2015年国内BPO市場は前年比4.5%増

印刷ジャーナル 2016年4月25日

 IDC Japan(株)は、国内ビジネスプロセスアウトソーシング(BPO)サービス市場予測を発表した。これによると、2015年の同市場は前年比4.5%増の6,692億円となり、2015年~2020年の年間平均成長率は3.4%、2020年の同市場規模は7,903億円と予測している。
 2015年の国内BPOサービス市場の主要4セグメントのうち、前年比成長率が最も高かったセグメントは調達/購買BPOサービス市場で、2014年に続き2桁成長を維持。市場規模が他セグメントと比べてまだ小さいことも理由の1つだが、コスト削減を狙った全社レベルでの調達/購買プロセス最適化の需要が高まっていることが大きく寄与しているとみられる。今後も同市場は高い成長率を維持するとみられ、2015年~2020年のCAGR(年平均成長率)は7.1%となるとIDCはみている。
 人事BPOサービス市場は、人事部門の人材不足傾向に加え、雇用流動性の増大による業務量の増加や、業務プロセスやスキルセット管理の統合/標準化需要の高まりなどに後押しされ、2015年の成長率は調達/購買に次ぐ数値を示した。市場規模も小さくはないため、国内BPOサービス市場全体に与える影響も大きいと考えられる。2016年以降も、成長率は緩やかに下降しつつもその傾向に大きな変化はないとみられる。

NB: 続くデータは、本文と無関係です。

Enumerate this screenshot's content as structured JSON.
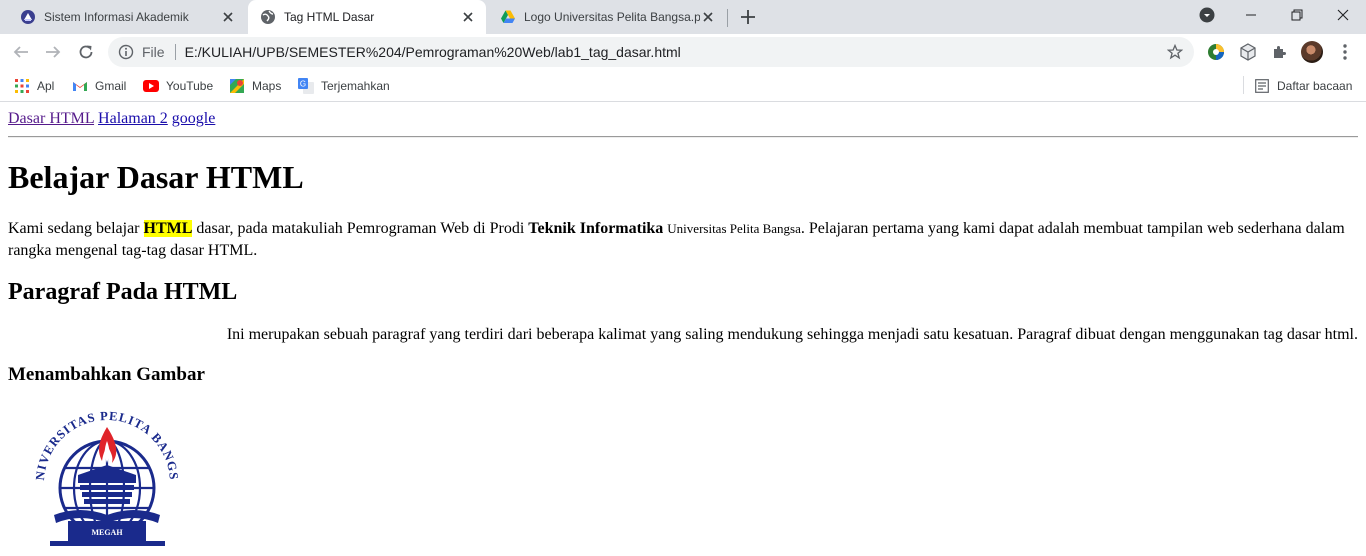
{
  "browser": {
    "tabs": [
      {
        "title": "Sistem Informasi Akademik",
        "icon": "university-favicon-icon",
        "active": false
      },
      {
        "title": "Tag HTML Dasar",
        "icon": "globe-icon",
        "active": true
      },
      {
        "title": "Logo Universitas Pelita Bangsa.png",
        "icon": "google-drive-icon",
        "active": false
      }
    ],
    "address": {
      "scheme_label": "File",
      "url": "E:/KULIAH/UPB/SEMESTER%204/Pemrograman%20Web/lab1_tag_dasar.html"
    },
    "bookmarks": [
      {
        "label": "Apl",
        "icon": "apps-grid-icon"
      },
      {
        "label": "Gmail",
        "icon": "gmail-icon"
      },
      {
        "label": "YouTube",
        "icon": "youtube-icon"
      },
      {
        "label": "Maps",
        "icon": "maps-icon"
      },
      {
        "label": "Terjemahkan",
        "icon": "translate-icon"
      }
    ],
    "reading_list_label": "Daftar bacaan"
  },
  "page": {
    "nav_links": [
      "Dasar HTML",
      "Halaman 2",
      "google"
    ],
    "heading1": "Belajar Dasar HTML",
    "intro": {
      "t1": "Kami sedang belajar ",
      "mark": "HTML",
      "t2": " dasar, pada matakuliah Pemrograman Web di Prodi ",
      "bold": "Teknik Informatika",
      "t3": " ",
      "small": "Universitas Pelita Bangsa",
      "t4": ". Pelajaran pertama yang kami dapat adalah membuat tampilan web sederhana dalam rangka mengenal tag-tag dasar HTML."
    },
    "heading2": "Paragraf Pada HTML",
    "paragraph2": "Ini merupakan sebuah paragraf yang terdiri dari beberapa kalimat yang saling mendukung sehingga menjadi satu kesatuan. Paragraf dibuat dengan menggunakan tag dasar html.",
    "heading3": "Menambahkan Gambar",
    "logo": {
      "ring_text": "UNIVERSITAS PELITA BANGSA",
      "motto": "MEGAH",
      "primary_color": "#1a2a8c",
      "flame_color": "#e0242a"
    }
  }
}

 財務/経理BPOサービス市場は、これまでその中心となっていた定型業務の領域についてはすでに需要が一巡しているとみられ、そのため2015年の成長率は前述の2セグメントと比べると低くなっている。しかし、海外展開などをきっかけとした業務プロセスの統合/標準化などに対する需要が生じており、今後、これが当市場の成長をけん引していくとみられる。また、カスタマーケアBPOサービス市場は、市場規模では最も大きいセグメントであるものの、音声通話ベースのサービス需要の低下などが響き、2015年の成長率は主要4セグメントの中では最も低くなっている。2016年以降は、マルチチャンネル対応やデジタルマーケティングとの連動に対する需要などが当市場の成長を支えるであろうとIDCではみている。
 国内BPOサービス市場は、慢性的な人材不足、加速する国内企業のグローバル展開、そしてデジタルトランスフォーメーション(DX)の進行などに後押しされ、堅調な成長を続けている。